Opening the pharaoh’s sarcophagus, Carter recalled later, was the “supreme and culminating moment” that he had looked forward to since it became clear the chambers he’d discovered were an intact tomb. With a delicate pulley system, in front of an audience of dignitaries and VIPs, Carter slowly raised the huge, 2,500-pound stone lid. Inside, the contents were covered in shrouds. When he rolled them back, Carter wrote, “a gasp of wonderment escaped our lips, so gorgeous was the sight that met our eyes.”
Inside was a glorious figure, seven feet long and made of wood that was covered in gold. The observers didn’t yet know it, but this was only the outermost of three tightly fitting nesting coffins, each elaborately adorned, the inner one formed from solid gold. The form before them lay on a wooden bier, just as shown in the tomb paintings a few feet away. Its arms were folded across its chest, hands clasping a flail and crooked scepter made of gold and a ceramic glaze known as faience. The twin heads of a sacred cobra and vulture—protectors of Upper and Lower Egypt, respectively—were mounted on its golden forehead.
For ancient Egyptians, the coffin represented the king’s transformed immortal state, physically perfect and eternally young, with flesh of gold. But there was also a sign of human grief and frailty: a tiny wreath of olive leaves and cornflowers placed on the king’s forehead, with fragile petals that still had a tinge of blue.
“Many and disturbing were our emotions,” wrote Carter. “Most of them voiceless.
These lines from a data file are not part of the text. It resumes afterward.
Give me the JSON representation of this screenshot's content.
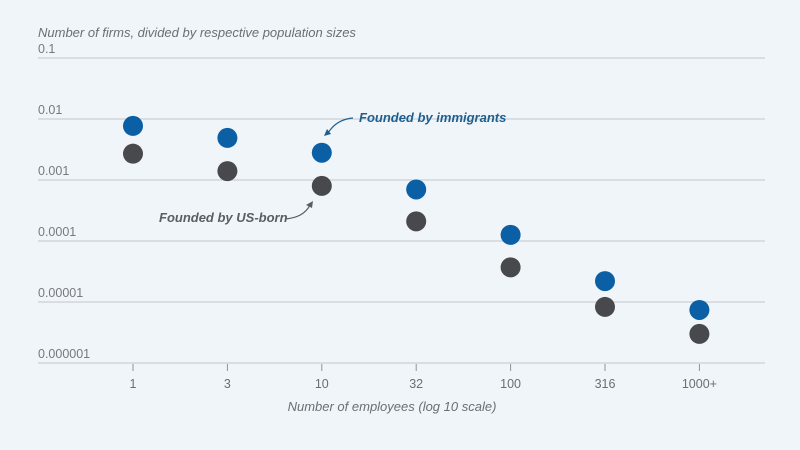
{
  "chart_data": {
    "type": "scatter",
    "title": "",
    "ylabel": "Number of firms, divided by respective population sizes",
    "xlabel": "Number of employees (log 10 scale)",
    "y_scale": "log",
    "ylim": [
      1e-06,
      0.1
    ],
    "y_ticks": [
      "0.1",
      "0.01",
      "0.001",
      "0.0001",
      "0.00001",
      "0.000001"
    ],
    "y_tick_values": [
      0.1,
      0.01,
      0.001,
      0.0001,
      1e-05,
      1e-06
    ],
    "categories": [
      "1",
      "3",
      "10",
      "32",
      "100",
      "316",
      "1000+"
    ],
    "grid": true,
    "series": [
      {
        "name": "Founded by immigrants",
        "color": "#0b5fa5",
        "values": [
          0.0077,
          0.0049,
          0.0028,
          0.0007,
          0.000126,
          2.2e-05,
          7.4e-06
        ]
      },
      {
        "name": "Founded by US-born",
        "color": "#48494d",
        "values": [
          0.0027,
          0.0014,
          0.0008,
          0.00021,
          3.7e-05,
          8.3e-06,
          3e-06
        ]
      }
    ],
    "annotations": [
      {
        "text": "Founded by immigrants",
        "series": 0,
        "points_to": "10"
      },
      {
        "text": "Founded by US-born",
        "series": 1,
        "points_to": "10"
      }
    ]
  }
}
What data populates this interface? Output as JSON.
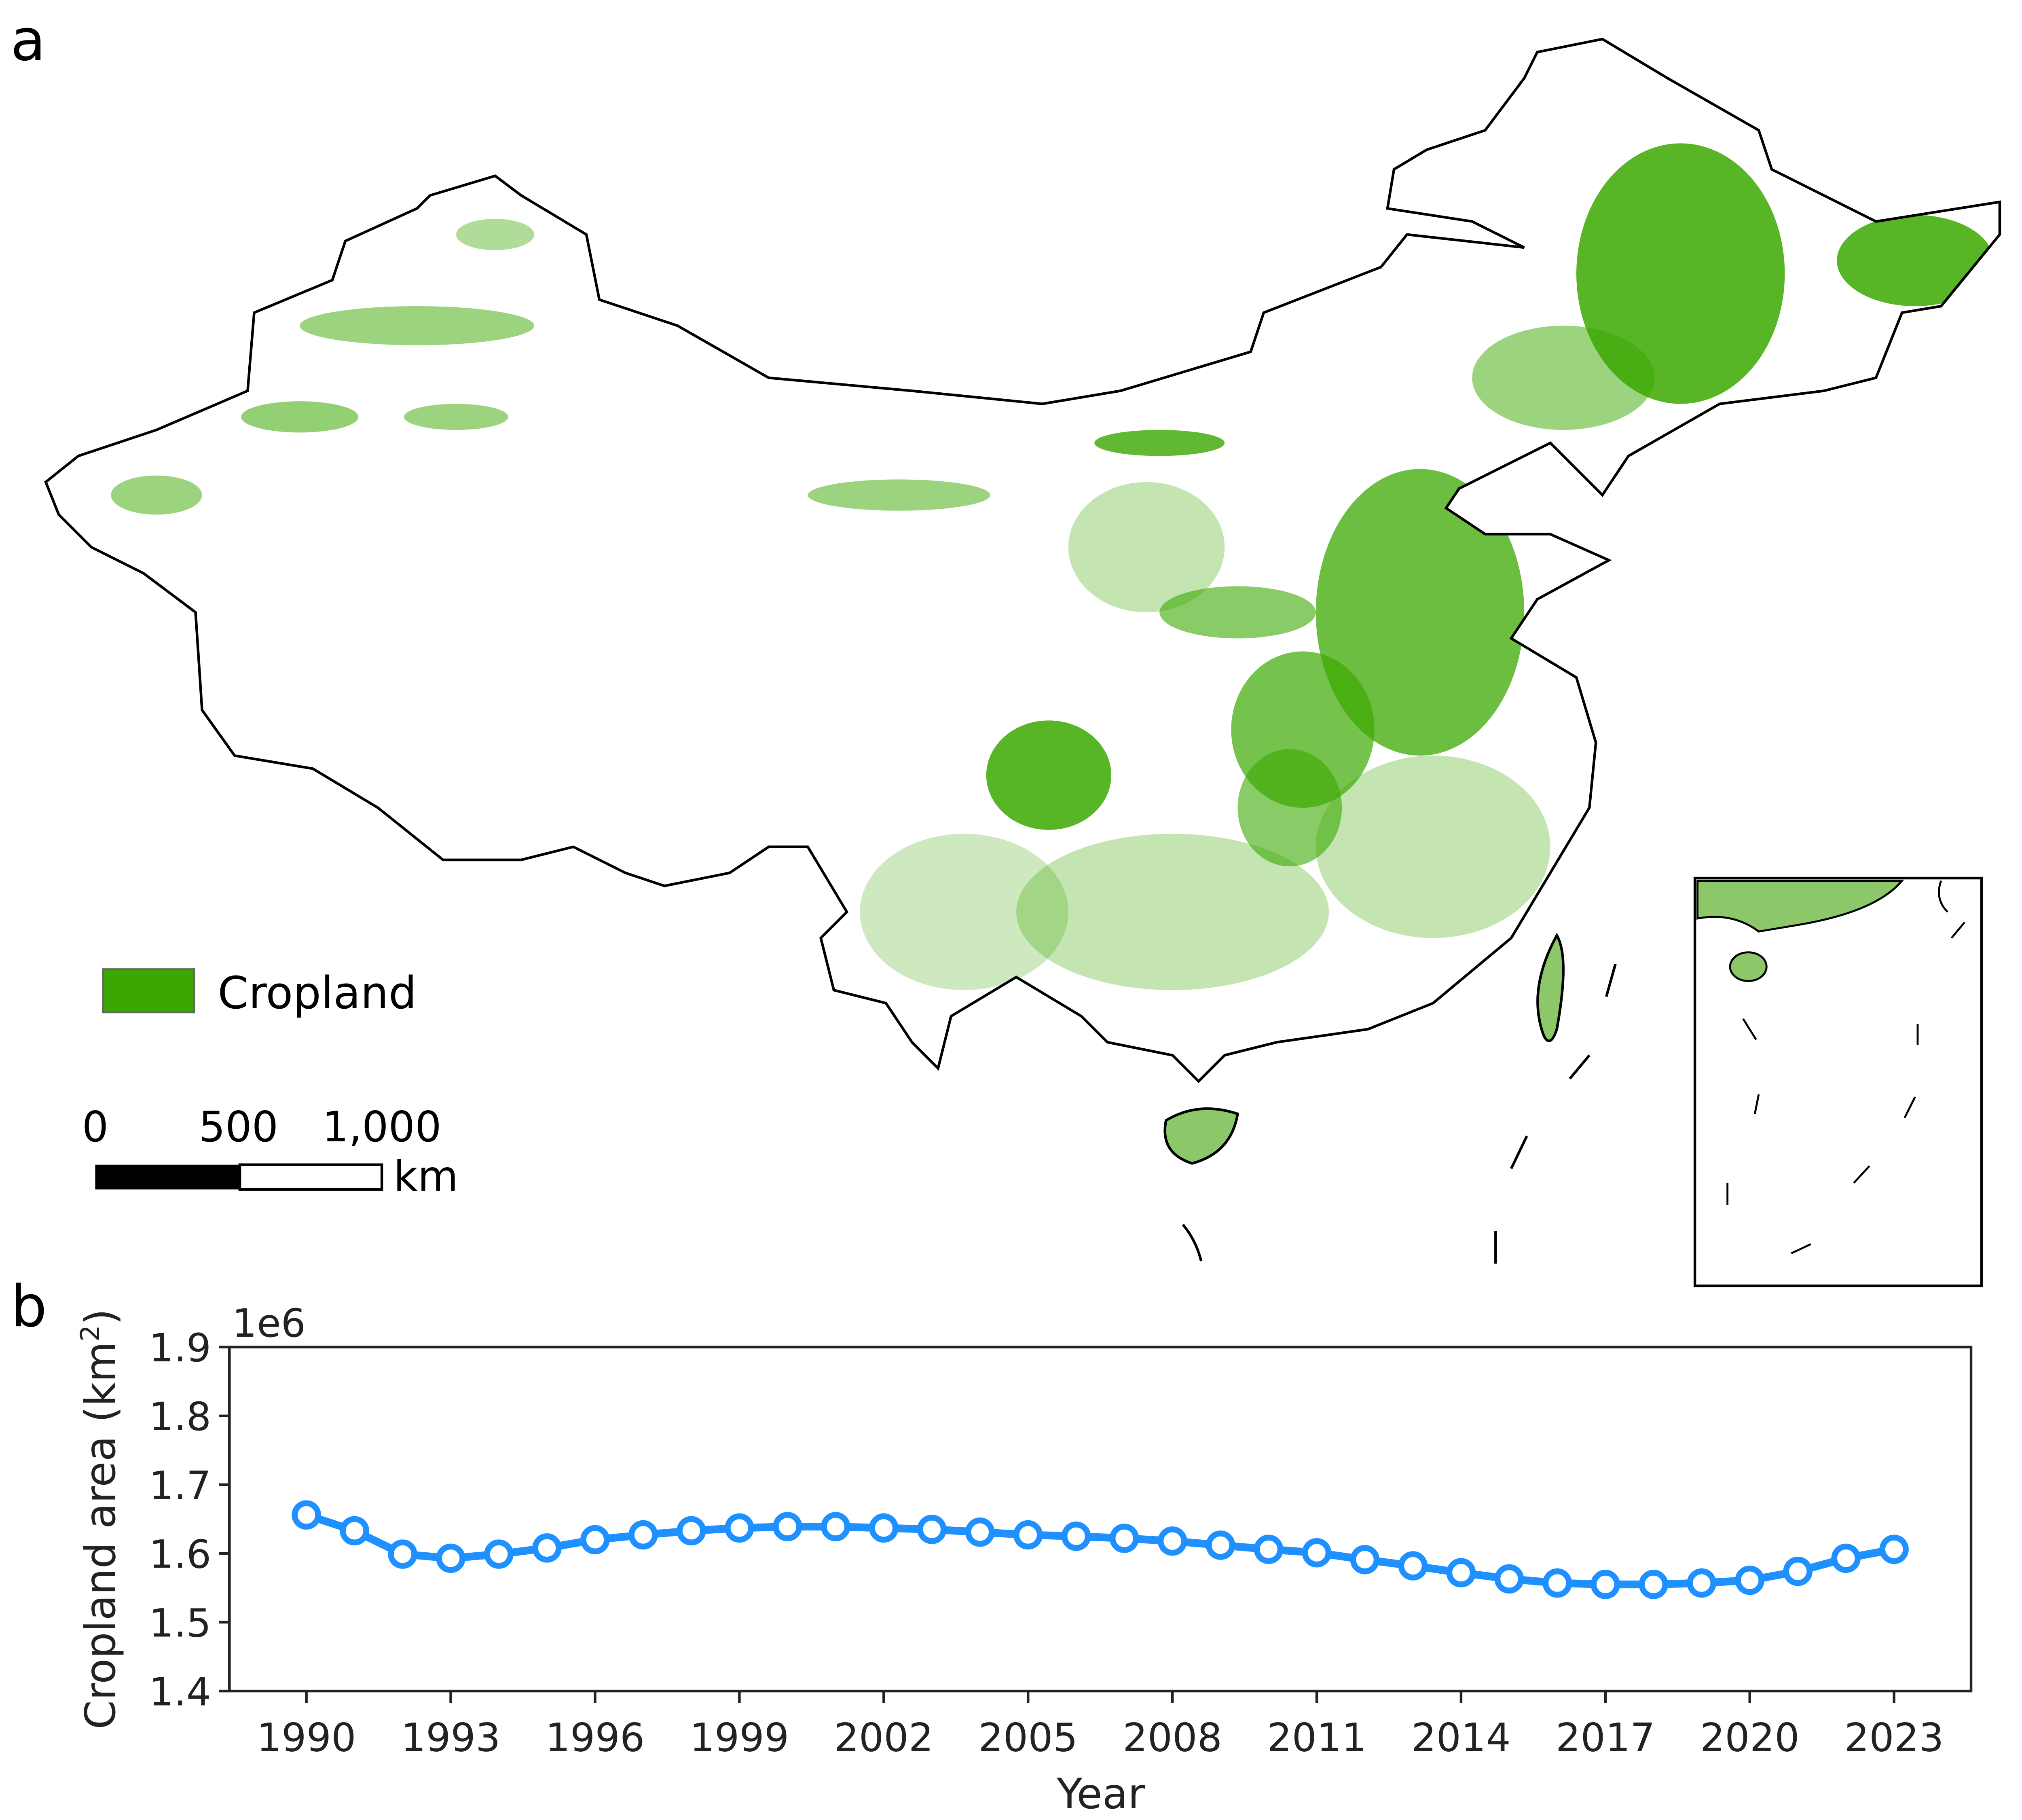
{
  "panel_a": {
    "label": "a",
    "legend": {
      "label": "Cropland",
      "color": "#3aa800"
    },
    "scale_bar": {
      "ticks": [
        "0",
        "500",
        "1,000"
      ],
      "unit": "km"
    }
  },
  "panel_b": {
    "label": "b"
  },
  "chart_data": {
    "type": "line",
    "xlabel": "Year",
    "ylabel": "Cropland area (km",
    "ylabel_sup": "2",
    "ylabel_close": ")",
    "y_multiplier": "1e6",
    "ylim": [
      1.4,
      1.9
    ],
    "yticks": [
      "1.4",
      "1.5",
      "1.6",
      "1.7",
      "1.8",
      "1.9"
    ],
    "xlim": [
      1988.4,
      2024.6
    ],
    "xticks": [
      "1990",
      "1993",
      "1996",
      "1999",
      "2002",
      "2005",
      "2008",
      "2011",
      "2014",
      "2017",
      "2020",
      "2023"
    ],
    "grid": false,
    "color": "#1e90ff",
    "marker": "open-circle",
    "x": [
      1990,
      1991,
      1992,
      1993,
      1994,
      1995,
      1996,
      1997,
      1998,
      1999,
      2000,
      2001,
      2002,
      2003,
      2004,
      2005,
      2006,
      2007,
      2008,
      2009,
      2010,
      2011,
      2012,
      2013,
      2014,
      2015,
      2016,
      2017,
      2018,
      2019,
      2020,
      2021,
      2022,
      2023
    ],
    "values": [
      1.656,
      1.633,
      1.599,
      1.593,
      1.599,
      1.608,
      1.62,
      1.627,
      1.633,
      1.637,
      1.639,
      1.639,
      1.637,
      1.635,
      1.631,
      1.627,
      1.625,
      1.622,
      1.618,
      1.612,
      1.606,
      1.601,
      1.591,
      1.582,
      1.572,
      1.563,
      1.557,
      1.555,
      1.555,
      1.557,
      1.561,
      1.574,
      1.593,
      1.606
    ]
  }
}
But, in that silence, to listen—you could almost hear the ghostly footsteps of the departing mourners.” According to the Times reporter present, the face of the coffin was so “remarkably real” that for a moment, the observers forgot they were gazing at a mere mummy case. It felt instead as if they were in the presence of some great, golden person lying in state.
In the world above, empires had risen and fallen; wars and natural disasters had wracked the land; civilizations had sprung up, developed and disappeared; major religions had come into existence and been superseded by others. Through it all, a few feet beneath the earth, this forgotten king had lain in his sarcophagus, his golden face and obsidian eyes staring up toward the sky.